Reverse transcription of the miRNA was performed using TaqMan Advanced miRNA cDNA Synthesis Kit (ThermoFisher Scientific), following the manufacturer’s recommendations. We employed 2 μL of RNA for each reaction, and we added 1 μL of 0.1 nM cel-miR39-3p spiked in the mix that we used as a control to calculate fold changes. The TaqMan reactions were performed using the Taqman Advance miRNA assays (ThermoFisher Scientific) for the following miRNAs (hsa-let-7d-5p, hsa-let-7i-5p, hsa-mir-21-5p, hsa-mir-22-3p, hsa-mir-30c-5p, hsa-mir-92a-3p, hsa-mir-122-5p, hsa-mir-192-5p, hsa-mir-451a), and qPCR was performed in a Via7 using TaqMan® Fast Advanced Master Mix (ThermoFisher Scientific). Ct values of duplicates were averaged and used in further calculations.

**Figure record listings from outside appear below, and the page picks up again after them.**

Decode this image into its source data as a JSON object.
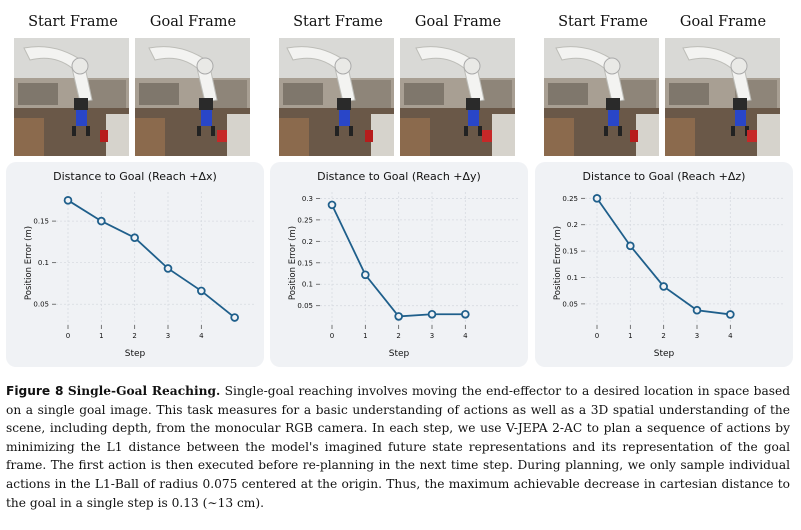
{
  "figure": {
    "groups": [
      {
        "start_label": "Start Frame",
        "goal_label": "Goal Frame"
      },
      {
        "start_label": "Start Frame",
        "goal_label": "Goal Frame"
      },
      {
        "start_label": "Start Frame",
        "goal_label": "Goal Frame"
      }
    ]
  },
  "chart_data": [
    {
      "type": "line",
      "title": "Distance to Goal (Reach +Δx)",
      "xlabel": "Step",
      "ylabel": "Position Error (m)",
      "x_ticks": [
        "0",
        "1",
        "2",
        "3",
        "4"
      ],
      "y_ticks": [
        "0.05",
        "0.1",
        "0.15"
      ],
      "ylim": [
        0.025,
        0.185
      ],
      "series": [
        {
          "x": [
            0,
            1,
            2,
            3,
            4,
            5
          ],
          "values": [
            0.175,
            0.15,
            0.13,
            0.093,
            0.066,
            0.034
          ]
        }
      ],
      "color": "#1f5f8b"
    },
    {
      "type": "line",
      "title": "Distance to Goal (Reach +Δy)",
      "xlabel": "Step",
      "ylabel": "Position Error (m)",
      "x_ticks": [
        "0",
        "1",
        "2",
        "3",
        "4"
      ],
      "y_ticks": [
        "0.05",
        "0.1",
        "0.15",
        "0.2",
        "0.25",
        "0.3"
      ],
      "ylim": [
        0.005,
        0.315
      ],
      "series": [
        {
          "x": [
            0,
            1,
            2,
            3,
            4
          ],
          "values": [
            0.285,
            0.122,
            0.025,
            0.03,
            0.03
          ]
        }
      ],
      "color": "#1f5f8b"
    },
    {
      "type": "line",
      "title": "Distance to Goal (Reach +Δz)",
      "xlabel": "Step",
      "ylabel": "Position Error (m)",
      "x_ticks": [
        "0",
        "1",
        "2",
        "3",
        "4"
      ],
      "y_ticks": [
        "0.05",
        "0.1",
        "0.15",
        "0.2",
        "0.25"
      ],
      "ylim": [
        0.01,
        0.262
      ],
      "series": [
        {
          "x": [
            0,
            1,
            2,
            3,
            4
          ],
          "values": [
            0.25,
            0.16,
            0.083,
            0.038,
            0.03
          ]
        }
      ],
      "color": "#1f5f8b"
    }
  ],
  "caption": {
    "label": "Figure 8",
    "title": "Single-Goal Reaching.",
    "body": "Single-goal reaching involves moving the end-effector to a desired location in space based on a single goal image. This task measures for a basic understanding of actions as well as a 3D spatial understanding of the scene, including depth, from the monocular RGB camera. In each step, we use V-JEPA 2-AC to plan a sequence of actions by minimizing the L1 distance between the model's imagined future state representations and its representation of the goal frame. The first action is then executed before re-planning in the next time step. During planning, we only sample individual actions in the L1-Ball of radius 0.075 centered at the origin. Thus, the maximum achievable decrease in cartesian distance to the goal in a single step is 0.13 (∼13 cm)."
  }
}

4.6. RNAse Protection Assay

To evaluate the presence of miRNA inside the extracellular vesicles, we compared the miRNA amplification from urine treated with proteinase K and RNase with untreated urine, with a protocol adapted from [19]. We also included an additional sample treated with RNAse and 0.1% Triton X-100, a treatment that degrades RNA inside vesicles [20]. Briefly, 30 mL of urine from a healthy donor was divided into three aliquots of 10 mL. One of the aliquots was treated with 0.05 mg/mL of Proteinase K at 37 °C for 10 min, then the reaction was stopped by adding 5 mM of phenylmethylsulfonyl fluoride (PMSF) and heat inactivation at 90 °C for 5 min. Another aliquot was treated with 0.1% Triton X-100. To the third aliquot, only PMSF was added and used as control. Then, 0.1 mg/mL of RNAse A was added to the samples containing Proteinase K or Triton X-100. The three samples (Proteinase K, Triton X-100, and Control) were incubated at 37 °C for 20 min. Afterward, RNA was extracted using NOR method, and cDNA and Taqman qPCR were performed as previously described.

4.7. Statistical Analysis

Correlation matrices and associated p-values were obtained using the cor function and plotted using the corrplot package of R v3.1.0 software (2014-04-10, R Foundation for Statistical Computing, Vienna, Austria). For correlation, p-values lower than 0.05 were considered significant. ANOVA was performed using the aov function from the basic packages of R v3.1.0 software.

5. Conclusions

We have shown that four methods currently available for the enrichment of EVs have been equally successful in obtaining a miRNA profile from 10 mL of frozen-stored urine. Importantly, miRNA profiling was only possible after EV isolation, and not directly from urine. The assay employed—a commercial Multiplex assay from Abcam—was also validated by Taqman, pointing that this platform offers reliable results, and therefore it can be used for an extensive miRNA profiling in a good number of samples simultaneously. Finally, the miRNAs found in healthy donors were also found in patients of bladder and prostate cancers, providing an easy pipeline for the miRNA analysis of urinary EVs suitable for clinical environments.